'Hamas using US weapons against IDF'

Palestinian sources in Gaza say group has deployed at least 2,000 gunmen in the northern Strip.

Gaza weapons 224.88 (photo credit: IDF [file])
Gaza weapons 224.88
(photo credit: IDF [file])
According to Palestinian sources in the Gaza Strip, most of the gunmen who have been fighting the IDF over the past few days are members of Hamas's armed wing, Izaddin Kassam. "At least 2,000 Hamas gunmen have been deployed in the northern Gaza Strip to take part in the fighting," the sources told The Jerusalem Post. The sources estimated that Izaddin Kassam has at least 15,000 members divided into four brigades in the Gaza Strip. They added that the Hamas gunmen were using many American-made arms seized from the Fatah-controlled Palestinian Authority security forces in June.
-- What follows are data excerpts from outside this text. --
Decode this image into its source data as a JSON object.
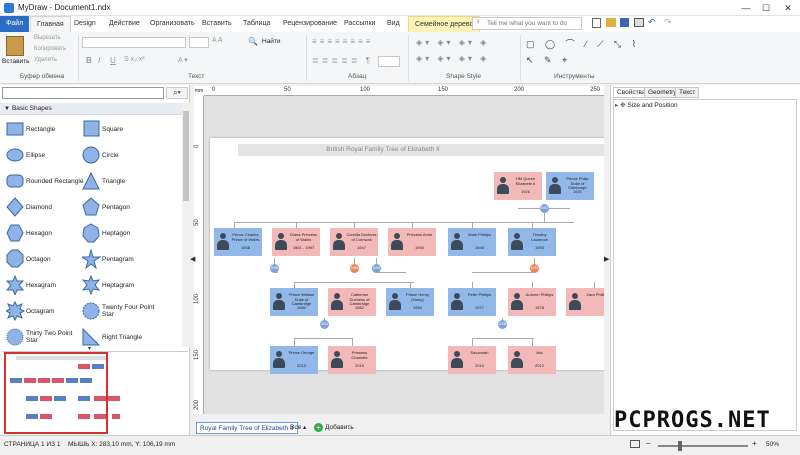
{
  "window": {
    "title": "MyDraw - Document1.ndx",
    "min": "—",
    "max": "☐",
    "close": "✕"
  },
  "tabs": [
    {
      "label": "Файл"
    },
    {
      "label": "Главная"
    },
    {
      "label": "Design"
    },
    {
      "label": "Действие"
    },
    {
      "label": "Организовать"
    },
    {
      "label": "Вставить"
    },
    {
      "label": "Таблица"
    },
    {
      "label": "Рецензирование"
    },
    {
      "label": "Рассылки"
    },
    {
      "label": "Вид"
    },
    {
      "label": "Семейное дерево"
    }
  ],
  "tellme": {
    "placeholder": "Tell me what you want to do"
  },
  "ribbon": {
    "paste": "Вставить",
    "cut": "Вырезать",
    "copy": "Копировать",
    "delete": "Удалить",
    "find": "Найти",
    "groups": {
      "clipboard": "Буфер обмена",
      "text": "Текст",
      "paragraph": "Абзац",
      "shape_style": "Shape Style",
      "tools": "Инструменты"
    }
  },
  "left_panel": {
    "category": "Basic Shapes",
    "shapes": [
      {
        "left": "Rectangle",
        "right": "Square"
      },
      {
        "left": "Ellipse",
        "right": "Circle"
      },
      {
        "left": "Rounded Rectangle",
        "right": "Triangle"
      },
      {
        "left": "Diamond",
        "right": "Pentagon"
      },
      {
        "left": "Hexagon",
        "right": "Heptagon"
      },
      {
        "left": "Octagon",
        "right": "Pentagram"
      },
      {
        "left": "Hexagram",
        "right": "Heptagram"
      },
      {
        "left": "Octagram",
        "right": "Twenty Four Point Star"
      },
      {
        "left": "Thirty Two Point Star",
        "right": "Right Triangle"
      }
    ]
  },
  "rulers": {
    "top": [
      "0",
      "50",
      "100",
      "150",
      "200",
      "250"
    ],
    "left": [
      "mm",
      "0",
      "50",
      "100",
      "150",
      "200",
      "250"
    ]
  },
  "diagram": {
    "title": "British Royal Family Tree of Elizabeth II",
    "people": [
      {
        "name": "HM Queen Elizabeth II",
        "year": "1926",
        "g": "f"
      },
      {
        "name": "Prince Philip Duke of Edinburgh",
        "year": "1921",
        "g": "m"
      },
      {
        "name": "Prince Charles Prince of Wales",
        "year": "1948",
        "g": "m"
      },
      {
        "name": "Diana Princess of Wales",
        "year": "1961 - 1997",
        "g": "f"
      },
      {
        "name": "Camilla Duchess of Cornwall",
        "year": "1947",
        "g": "f"
      },
      {
        "name": "Princess Anne",
        "year": "1950",
        "g": "f"
      },
      {
        "name": "Mark Phillips",
        "year": "1948",
        "g": "m"
      },
      {
        "name": "Timothy Laurence",
        "year": "1955",
        "g": "m"
      },
      {
        "name": "Prince William Duke of Cambridge",
        "year": "1982",
        "g": "m"
      },
      {
        "name": "Catherine Duchess of Cambridge",
        "year": "1982",
        "g": "f"
      },
      {
        "name": "Prince Henry (Harry)",
        "year": "1984",
        "g": "m"
      },
      {
        "name": "Peter Phillips",
        "year": "1977",
        "g": "m"
      },
      {
        "name": "Autumn Phillips",
        "year": "1978",
        "g": "f"
      },
      {
        "name": "Zara Phillips",
        "year": "",
        "g": "f"
      },
      {
        "name": "Prince George",
        "year": "2013",
        "g": "m"
      },
      {
        "name": "Princess Charlotte",
        "year": "2015",
        "g": "f"
      },
      {
        "name": "Savannah",
        "year": "2010",
        "g": "f"
      },
      {
        "name": "Isla",
        "year": "2012",
        "g": "f"
      }
    ],
    "marriages": [
      "1947",
      "2005",
      "1981",
      "1992",
      "1973",
      "2011",
      "2008"
    ]
  },
  "page_tabs": {
    "active": "Royal Family Tree of Elizabeth II",
    "all": "Все ▴",
    "add": "Добавить"
  },
  "right_panel": {
    "tabs": [
      "Свойства",
      "Geometry",
      "Текст"
    ],
    "section": "Size and Position"
  },
  "status": {
    "page": "СТРАНИЦА 1 ИЗ 1",
    "mouse": "МЫШЬ X: 283,10 mm, Y: 106,19 mm",
    "zoom": "50%"
  },
  "watermark": "PCPROGS.NET"
}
Hamas says it captured thousands of M-16 and Kalashnikov rifles, and large supplies of ammunition during its weeklong conquest of Gaza. Hamas is also believed to have acquired weapons capable of penetrating armor and stockpiles of rocket-propelled grenades. A senior Hamas official said Sunday that his movement had smuggled hundreds of rockets and mortars and tons of explosives into the Gaza Strip from Egypt in the past few months. The Hamas-dominated police force in the Gaza Strip, which has around 15,000 members, has not been involved in the fighting, although the IDF has targeted some of its bases. Hamas has been careful not to send the police force to the battlefield so as to avoid a total breakdown of its official institutions. The policemen are needed by Hamas to maintain law and order and to thwart any attempt by rival groups such as Fatah from taking advantage of the security deterioration to topple the Hamas government. Other groups that are involved in the fighting include Islamic Jihad, the Popular Resistance Committees and some splinter factions belonging to Fatah's armed wing, the Aksa Martyrs Brigades. These three groups, which according to Palestinian sources are operating in coordination with Hamas, have also been behind many of the rocket attacks on Israel in the past few days. Altogether, the three groups have fewer than 1,500 gunmen in Gaza. But Hamas has sought to play down the role of the other armed groups in the fighting in the hope that it will score points on the "Palestinian street" as the major force that fought "courageously" against Israel. Hamas is hoping that once the fighting is over, it will be able to declare "victory, as Hizbullah did after the war in 2006."